PTLAS: Partitioned TLAS Adds a New Level of Manageability
BLAS vs TLAS (And Where the Bottleneck Shows Up)
Ray tracing relies on a hierarchy of structures to stay fast:
- BLAS: individual objects (Bottom Level Acceleration Structures)
- TLAS: the whole scene (Top Level Acceleration Structures)
In large, dynamic scenes, TLAS can become a bottleneck—because treating “the entire scene” as one top-level structure doesn’t play nicely with constant streaming, animation, and scene changes.
How PTLAS Makes Scene Updates Modular
Partitioned TLAS (PTLAS) shifts the approach: instead of one monolithic TLAS, the top-level structure is split into smaller pieces.
This helps in scenarios that modern games rely on heavily, including:
- Geometry streaming from disk
- Scenes with lots of animation
- Dynamic level-of-detail systems
The key advantage is that engines only need to update the parts of the scene that actually changed. If a full rebuild isn’t necessary, the system can skip that work. Updates and rebuilds become modular rather than all-or-nothing.
GPU-Driven Acceleration Structures: Cutting CPU Coordination
Why CPUs Have Been Taking a Hit With Ray Tracing
A lot of people don’t realize the CPU has been doing meaningful coordination work in ray tracing. Up to now, the CPU has been responsible for orchestrating much of the process.
That matters because turning on ray tracing can bring frame rate drops that are also CPU-limited, not just GPU-limited.
Moving Toward More Autonomous GPU Handling
DXR has allowed acceleration structures to be built on the GPU already, but this direction goes further—pushing toward a model where the GPU handles more of the process on its own.

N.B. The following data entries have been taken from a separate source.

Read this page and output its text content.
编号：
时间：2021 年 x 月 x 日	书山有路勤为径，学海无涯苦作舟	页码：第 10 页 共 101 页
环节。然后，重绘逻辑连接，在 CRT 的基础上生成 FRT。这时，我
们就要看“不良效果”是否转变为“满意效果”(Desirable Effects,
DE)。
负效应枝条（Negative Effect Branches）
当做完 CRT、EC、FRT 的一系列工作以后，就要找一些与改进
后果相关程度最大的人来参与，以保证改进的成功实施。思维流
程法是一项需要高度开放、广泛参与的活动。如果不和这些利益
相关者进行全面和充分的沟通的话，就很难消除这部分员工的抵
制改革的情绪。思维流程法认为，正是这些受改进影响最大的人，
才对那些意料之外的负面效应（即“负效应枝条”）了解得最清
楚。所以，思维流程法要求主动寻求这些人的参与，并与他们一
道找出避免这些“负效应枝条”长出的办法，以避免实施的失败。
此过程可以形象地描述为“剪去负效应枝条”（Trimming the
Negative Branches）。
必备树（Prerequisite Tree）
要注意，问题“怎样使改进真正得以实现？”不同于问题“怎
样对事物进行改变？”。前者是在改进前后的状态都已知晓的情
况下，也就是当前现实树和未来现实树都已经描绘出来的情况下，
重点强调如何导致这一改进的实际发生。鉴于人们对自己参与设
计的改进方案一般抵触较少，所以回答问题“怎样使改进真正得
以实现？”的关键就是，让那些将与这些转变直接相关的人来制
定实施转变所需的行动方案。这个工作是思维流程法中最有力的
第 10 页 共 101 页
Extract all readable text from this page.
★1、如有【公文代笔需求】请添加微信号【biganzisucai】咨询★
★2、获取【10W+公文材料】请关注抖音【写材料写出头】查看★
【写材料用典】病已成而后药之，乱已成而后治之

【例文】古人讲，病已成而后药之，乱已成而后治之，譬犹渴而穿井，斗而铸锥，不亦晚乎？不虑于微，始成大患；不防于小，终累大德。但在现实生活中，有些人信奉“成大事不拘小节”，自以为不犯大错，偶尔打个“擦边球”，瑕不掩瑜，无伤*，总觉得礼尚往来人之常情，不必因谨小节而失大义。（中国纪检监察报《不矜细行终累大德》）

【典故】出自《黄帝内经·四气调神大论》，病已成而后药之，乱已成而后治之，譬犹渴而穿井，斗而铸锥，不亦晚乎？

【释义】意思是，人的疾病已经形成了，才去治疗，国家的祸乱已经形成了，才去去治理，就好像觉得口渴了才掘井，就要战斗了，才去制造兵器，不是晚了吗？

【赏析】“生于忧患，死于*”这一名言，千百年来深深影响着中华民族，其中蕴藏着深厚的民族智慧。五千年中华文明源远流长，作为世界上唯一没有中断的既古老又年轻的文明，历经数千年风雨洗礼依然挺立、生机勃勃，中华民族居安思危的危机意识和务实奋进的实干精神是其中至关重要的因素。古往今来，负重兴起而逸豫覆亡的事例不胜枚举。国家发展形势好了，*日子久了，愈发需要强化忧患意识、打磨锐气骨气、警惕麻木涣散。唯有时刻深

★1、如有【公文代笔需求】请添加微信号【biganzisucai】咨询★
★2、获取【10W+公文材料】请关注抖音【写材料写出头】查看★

With less CPU work involved, overall performance—especially minimum performance—should improve.
Clustered Geometry + PTLAS: Scalable Ray Tracing That Doesn’t Fall Off a Cliff
A More Graceful Performance Curve
When Clustered Geometry and PTLAS are combined, ray tracing becomes more scalable. In practical terms, that means:
- More systems can handle ray tracing
- Performance requirements rise more gracefully as resolution increases or scenes get more detailed
Instead of ray tracing feeling like a sudden performance cliff, the goal is something closer to a steady climb.
What to Expect Next
Even with these shifts in direction, it’ll take time before these ideas show up in shipping games. Still, the trajectory is clear: ray tracing is being reworked to better fit how modern games actually build and stream worlds—without burning huge amounts of time rebuilding structures unnecessarily.
And all of this is happening even as the DirectX version number itself seems like it’s staying put.